Computational Genomic Infrastructure
Genomic data processing and analysis are both computational intensive and time consuming that requires the support of a well designed and implemented hardware and software infrastructure. We have been working closely with the HPCC group of MD Anderson and IBM scientists and developed an automated NGS data processing and analysis pipeline. The pipeline has been powering the sequencing efforts of the Moon Shots Program™ and the integration of genomic data into the institution's big data platform. Current research includes collaborations with IBM scientists to increase the throughput of the pipeline through hardware and software enhancements and management of the metadata.
Algorithm and Software Development
While working on the computational infrastructure or with biologists/clinicians on various projects, we have identified areas where new computational approaches need to be developed and implemented to make software that can be easily deployed to the production pipeline or researchers in the community. Several widely used applications have been developed. We are currently working on algorithms/software dealing with the identification of rare genomic variations, analyzing NGS data derived from PDX models and the potential of utilizing personalized reference genome to enhance the accuracy of alignment.
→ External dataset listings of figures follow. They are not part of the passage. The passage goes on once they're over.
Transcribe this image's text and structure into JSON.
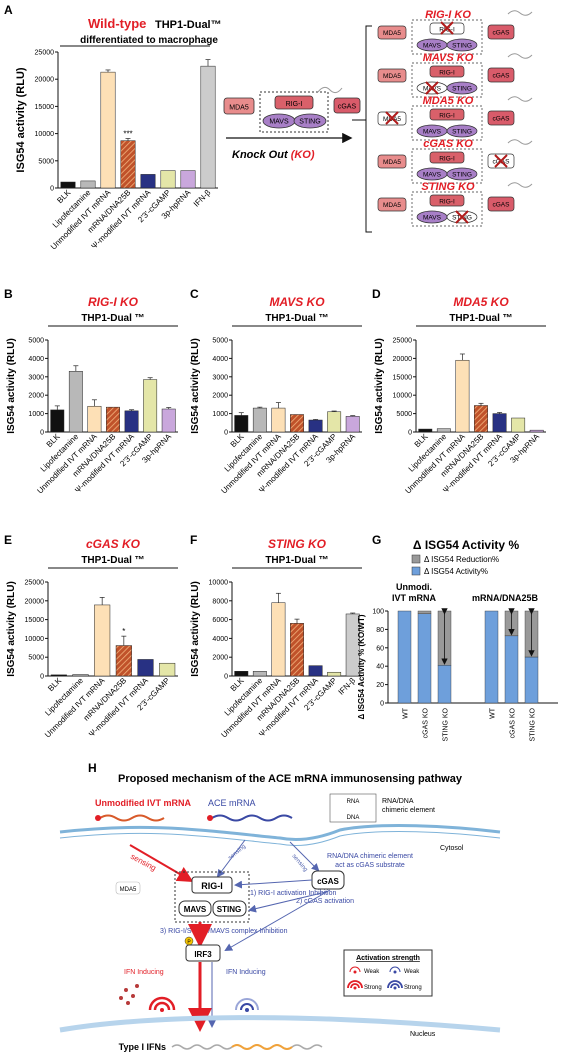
{
  "colors": {
    "blk": "#111111",
    "lipo": "#b8b8b8",
    "unmod": "#fde0b6",
    "chimeric": "#c0522a",
    "psi": "#283183",
    "cgamp": "#e4e6a8",
    "hprna": "#c9a7dc",
    "ifnb": "#cccccc",
    "activity": "#6e9fdb",
    "reduction": "#999999",
    "red": "#e21e26",
    "mda5": "#e88c8c",
    "rigi": "#d9606a",
    "mavs": "#a87fc7",
    "cgas": "#d95b6a"
  },
  "panel_letters": [
    "A",
    "B",
    "C",
    "D",
    "E",
    "F",
    "G",
    "H"
  ],
  "schematic": {
    "wt_title_red": "Wild-type",
    "wt_title_black": "THP1-Dual™",
    "wt_subtitle": "differentiated to macrophage",
    "knockout_label": "Knock Out",
    "knockout_abbrev": "(KO)",
    "ko_titles": [
      "RIG-I KO",
      "MAVS KO",
      "MDA5 KO",
      "cGAS KO",
      "STING KO"
    ],
    "mda5": "MDA5",
    "rigi": "RIG-I",
    "mavs": "MAVS",
    "sting": "STING",
    "cgas": "cGAS"
  },
  "mechanism": {
    "title": "Proposed mechanism of the ACE mRNA immunosensing pathway",
    "unmod_label": "Unmodified  IVT mRNA",
    "ace_label": "ACE mRNA",
    "rna": "RNA",
    "dna": "DNA",
    "chimeric_label": "RNA/DNA chimeric element",
    "cytosol": "Cytosol",
    "sensing": "sensing",
    "substrate_note": "RNA/DNA chimeric element act as cGAS substrate",
    "step1": "1) RIG-I activation Inhibition",
    "step2": "2) cGAS activation",
    "step3": "3) RIG-I/STING/MAVS complex Inhibition",
    "mda5": "MDA5",
    "rigi": "RIG-I",
    "mavs": "MAVS",
    "sting": "STING",
    "cgas": "cGAS",
    "p": "P",
    "irf3": "IRF3",
    "ifn_inducing": "IFN Inducing",
    "type1": "Type I IFNs",
    "nucleus": "Nucleus",
    "legend_title": "Activation strength",
    "weak": "Weak",
    "strong": "Strong"
  },
  "chart_data": [
    {
      "panel": "A",
      "type": "bar",
      "ylabel": "ISG54 activity (RLU)",
      "ylim": [
        0,
        25000
      ],
      "yticks": [
        0,
        5000,
        10000,
        15000,
        20000,
        25000
      ],
      "categories": [
        "BLK",
        "Lipofectamine",
        "Unmodified IVT mRNA",
        "mRNA/DNA25B",
        "Ψ-modified IVT mRNA",
        "2'3'-cGAMP",
        "3p-hpRNA",
        "IFN-β"
      ],
      "values": [
        1100,
        1300,
        21300,
        8700,
        2500,
        3200,
        3200,
        22400
      ],
      "errors": [
        0,
        0,
        400,
        400,
        0,
        0,
        0,
        1200
      ],
      "annotations": [
        {
          "index": 3,
          "text": "***"
        }
      ]
    },
    {
      "panel": "B",
      "type": "bar",
      "title": "RIG-I KO",
      "subtitle": "THP1-Dual ™",
      "ylabel": "ISG54 activity (RLU)",
      "ylim": [
        0,
        5000
      ],
      "yticks": [
        0,
        1000,
        2000,
        3000,
        4000,
        5000
      ],
      "categories": [
        "BLK",
        "Lipofectamine",
        "Unmodified IVT mRNA",
        "mRNA/DNA25B",
        "Ψ-modified IVT mRNA",
        "2'3'-cGAMP",
        "3p-hpRNA"
      ],
      "values": [
        1200,
        3300,
        1400,
        1350,
        1150,
        2850,
        1250
      ],
      "errors": [
        220,
        300,
        350,
        0,
        60,
        100,
        80
      ]
    },
    {
      "panel": "C",
      "type": "bar",
      "title": "MAVS KO",
      "subtitle": "THP1-Dual ™",
      "ylabel": "ISG54 activity (RLU)",
      "ylim": [
        0,
        5000
      ],
      "yticks": [
        0,
        1000,
        2000,
        3000,
        4000,
        5000
      ],
      "categories": [
        "BLK",
        "Lipofectamine",
        "Unmodified IVT mRNA",
        "mRNA/DNA25B",
        "Ψ-modified IVT mRNA",
        "2'3'-cGAMP",
        "3p-hpRNA"
      ],
      "values": [
        900,
        1300,
        1300,
        950,
        650,
        1100,
        850
      ],
      "errors": [
        150,
        50,
        300,
        0,
        30,
        40,
        40
      ]
    },
    {
      "panel": "D",
      "type": "bar",
      "title": "MDA5 KO",
      "subtitle": "THP1-Dual ™",
      "ylabel": "ISG54 activity (RLU)",
      "ylim": [
        0,
        25000
      ],
      "yticks": [
        0,
        5000,
        10000,
        15000,
        20000,
        25000
      ],
      "categories": [
        "BLK",
        "Lipofectamine",
        "Unmodified IVT mRNA",
        "mRNA/DNA25B",
        "Ψ-modified IVT mRNA",
        "2'3'-cGAMP",
        "3p-hpRNA"
      ],
      "values": [
        800,
        900,
        19500,
        7200,
        5000,
        3800,
        500
      ],
      "errors": [
        0,
        0,
        1700,
        600,
        300,
        0,
        0
      ]
    },
    {
      "panel": "E",
      "type": "bar",
      "title": "cGAS KO",
      "subtitle": "THP1-Dual ™",
      "ylabel": "ISG54 activity (RLU)",
      "ylim": [
        0,
        25000
      ],
      "yticks": [
        0,
        5000,
        10000,
        15000,
        20000,
        25000
      ],
      "categories": [
        "BLK",
        "Lipofectamine",
        "Unmodified IVT mRNA",
        "mRNA/DNA25B",
        "Ψ-modified IVT mRNA",
        "2'3'-cGAMP"
      ],
      "values": [
        300,
        400,
        18900,
        8100,
        4400,
        3400
      ],
      "errors": [
        0,
        0,
        2000,
        2500,
        0,
        0
      ],
      "annotations": [
        {
          "index": 3,
          "text": "*"
        }
      ]
    },
    {
      "panel": "F",
      "type": "bar",
      "title": "STING KO",
      "subtitle": "THP1-Dual ™",
      "ylabel": "ISG54 activity (RLU)",
      "ylim": [
        0,
        10000
      ],
      "yticks": [
        0,
        2000,
        4000,
        6000,
        8000,
        10000
      ],
      "categories": [
        "BLK",
        "Lipofectamine",
        "Unmodified IVT mRNA",
        "mRNA/DNA25B",
        "Ψ-modified IVT mRNA",
        "2'3'-cGAMP",
        "IFN-β"
      ],
      "values": [
        500,
        500,
        7800,
        5600,
        1100,
        400,
        6600
      ],
      "errors": [
        0,
        0,
        1000,
        450,
        0,
        0,
        100
      ]
    },
    {
      "panel": "G",
      "type": "bar",
      "title": "Δ ISG54 Activity %",
      "ylabel": "Δ ISG54 Activity % (KO/WT)",
      "ylim": [
        0,
        100
      ],
      "yticks": [
        0,
        20,
        40,
        60,
        80,
        100
      ],
      "legend": [
        "Δ ISG54 Reduction%",
        "Δ ISG54 Activity%"
      ],
      "groups": [
        "Unmodi. IVT mRNA",
        "mRNA/DNA25B"
      ],
      "categories": [
        "WT",
        "cGAS KO",
        "STING KO"
      ],
      "series": [
        {
          "name": "Δ ISG54 Activity%",
          "values": [
            [
              100,
              97,
              41
            ],
            [
              100,
              73,
              50
            ]
          ]
        },
        {
          "name": "Δ ISG54 Reduction%",
          "values": [
            [
              0,
              3,
              59
            ],
            [
              0,
              27,
              50
            ]
          ]
        }
      ]
    }
  ]
}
Customized Computational Data Analysis
With an automated production pipeline generating standardized analytical results, our computational scientists are able to make greater efforts to interact with the biologists/clinicians to understand the biological or clinical questions asked and curtail the down stream analysis accordingly. We have established long term collaborations with faculty members in departments throughout the institution and provided customized computational supports with excellent outcomes.